Buffalo Public Schools officials continue to reach out for feedback this summer on its proposed gender-identify policy that dictates how transgender students enrolled in the district are treated.
An information session will be held from 5:30 to 7 p.m. Thursday at the Buffalo Academy for Visual & Performing Arts located at 450 Masten Ave.
Another is scheduled for 1 to 2 p.m. Aug. 17 at the Frank E. Merriweather Library, 1324 Jefferson Ave.
The draft proposal, which was presented to the school board last April, covers topics such as dress codes, how school records will be maintained and participation in physical education classes and various sports.
It would allow a transgender or gender-nonconforming student to use the restroom and locker room that corresponds to the student’s consistently expressed gender identity at school. Gender nonconforming describes one who does not conform to social or stereotypical expectations of a person with that gender assigned at birth.
The Board of Education’s sample boilerplate further states that any student requesting increased privacy or other accommodations when using bathrooms and locker rooms will be provided with a safe and adequate alternative, but they will not be required to use that alternative.
The restroom portion of the school district’s draft has proved to be the most controversial. Several speakers have voiced their opposition during recent school board meetings. They say such a policy could leave other students vulnerable to predators and abuse and could make other students feel uncomfortable. One speaker suggested the district designate a separate restroom just for transgender students.

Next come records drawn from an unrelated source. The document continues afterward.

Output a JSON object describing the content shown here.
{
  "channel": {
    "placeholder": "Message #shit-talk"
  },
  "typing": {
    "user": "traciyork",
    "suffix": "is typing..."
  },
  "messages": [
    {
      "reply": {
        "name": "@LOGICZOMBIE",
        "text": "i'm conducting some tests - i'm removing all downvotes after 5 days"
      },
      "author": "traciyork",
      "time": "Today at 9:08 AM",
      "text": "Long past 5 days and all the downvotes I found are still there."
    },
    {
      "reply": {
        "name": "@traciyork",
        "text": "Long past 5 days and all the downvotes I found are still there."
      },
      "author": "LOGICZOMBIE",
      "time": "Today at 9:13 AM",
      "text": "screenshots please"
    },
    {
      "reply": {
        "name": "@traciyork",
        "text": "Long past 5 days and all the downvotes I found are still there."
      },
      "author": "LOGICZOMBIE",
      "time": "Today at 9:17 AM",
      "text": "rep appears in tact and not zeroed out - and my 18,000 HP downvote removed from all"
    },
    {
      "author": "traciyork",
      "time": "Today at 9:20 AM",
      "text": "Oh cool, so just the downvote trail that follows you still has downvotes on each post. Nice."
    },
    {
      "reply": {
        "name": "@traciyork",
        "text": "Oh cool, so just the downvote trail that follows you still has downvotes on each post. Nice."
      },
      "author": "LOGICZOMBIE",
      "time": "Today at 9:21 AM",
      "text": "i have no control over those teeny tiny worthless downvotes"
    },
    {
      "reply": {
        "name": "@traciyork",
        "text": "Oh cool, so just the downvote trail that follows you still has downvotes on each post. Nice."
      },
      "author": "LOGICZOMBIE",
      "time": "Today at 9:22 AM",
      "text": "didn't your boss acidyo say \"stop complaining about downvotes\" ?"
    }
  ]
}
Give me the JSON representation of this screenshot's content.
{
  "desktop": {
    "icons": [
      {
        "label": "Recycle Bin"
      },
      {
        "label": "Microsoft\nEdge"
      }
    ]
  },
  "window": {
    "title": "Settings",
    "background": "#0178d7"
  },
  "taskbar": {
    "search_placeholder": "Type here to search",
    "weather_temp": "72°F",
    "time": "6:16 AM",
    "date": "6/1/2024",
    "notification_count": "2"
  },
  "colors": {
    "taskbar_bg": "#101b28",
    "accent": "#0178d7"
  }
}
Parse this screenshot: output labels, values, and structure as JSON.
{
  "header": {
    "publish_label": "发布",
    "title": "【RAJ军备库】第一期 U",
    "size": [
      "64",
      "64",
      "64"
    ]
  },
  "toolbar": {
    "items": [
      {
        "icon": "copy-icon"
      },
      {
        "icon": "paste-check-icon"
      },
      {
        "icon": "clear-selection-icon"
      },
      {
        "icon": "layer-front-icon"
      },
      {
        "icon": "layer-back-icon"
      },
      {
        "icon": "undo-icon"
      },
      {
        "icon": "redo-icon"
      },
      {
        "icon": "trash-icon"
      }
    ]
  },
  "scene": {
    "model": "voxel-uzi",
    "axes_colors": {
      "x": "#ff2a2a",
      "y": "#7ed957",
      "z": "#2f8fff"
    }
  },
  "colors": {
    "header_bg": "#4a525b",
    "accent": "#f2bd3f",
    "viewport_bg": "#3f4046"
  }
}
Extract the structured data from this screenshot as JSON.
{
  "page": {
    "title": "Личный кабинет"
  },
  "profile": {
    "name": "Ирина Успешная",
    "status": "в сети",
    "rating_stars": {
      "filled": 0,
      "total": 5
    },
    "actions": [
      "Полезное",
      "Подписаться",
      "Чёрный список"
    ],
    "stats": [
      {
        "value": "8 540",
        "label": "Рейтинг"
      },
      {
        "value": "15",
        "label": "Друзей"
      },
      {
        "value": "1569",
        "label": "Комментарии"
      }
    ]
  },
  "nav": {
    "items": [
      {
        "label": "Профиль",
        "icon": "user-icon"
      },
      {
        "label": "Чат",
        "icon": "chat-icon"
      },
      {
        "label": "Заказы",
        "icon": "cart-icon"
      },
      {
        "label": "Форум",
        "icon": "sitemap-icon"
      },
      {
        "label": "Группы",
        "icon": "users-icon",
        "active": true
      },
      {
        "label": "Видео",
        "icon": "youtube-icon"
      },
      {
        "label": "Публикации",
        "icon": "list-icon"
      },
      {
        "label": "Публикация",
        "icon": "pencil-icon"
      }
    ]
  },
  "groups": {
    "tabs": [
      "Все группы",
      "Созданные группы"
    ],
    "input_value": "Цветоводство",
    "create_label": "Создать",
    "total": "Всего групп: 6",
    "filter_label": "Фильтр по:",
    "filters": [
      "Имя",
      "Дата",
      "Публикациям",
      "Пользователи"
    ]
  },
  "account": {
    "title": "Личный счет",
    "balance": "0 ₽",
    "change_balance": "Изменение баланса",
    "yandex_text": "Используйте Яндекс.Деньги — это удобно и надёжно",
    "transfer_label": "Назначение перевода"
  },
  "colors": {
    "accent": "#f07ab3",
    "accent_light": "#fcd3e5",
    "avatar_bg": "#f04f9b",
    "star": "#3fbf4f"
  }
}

Last month, the Buffalo Parent-Teacher Organization endorsed the proposal, including adding a central office staffer and/or department to ensure the policy is implemented at each school. BPTO also launched an online petition in support of the proposal, urging the school board to adopt the policy, which was presented to the board just prior to President Obama’s announcement in May instructing public schools to allow transgender students to use the bathroom that matches the gender with which they identify.
District administrators hope to have a School Board-approved plan in place by the time school begins in the fall, said Will Keresztes, the district’s chief of Intergovernmental Affairs, Planning and Community Engagement.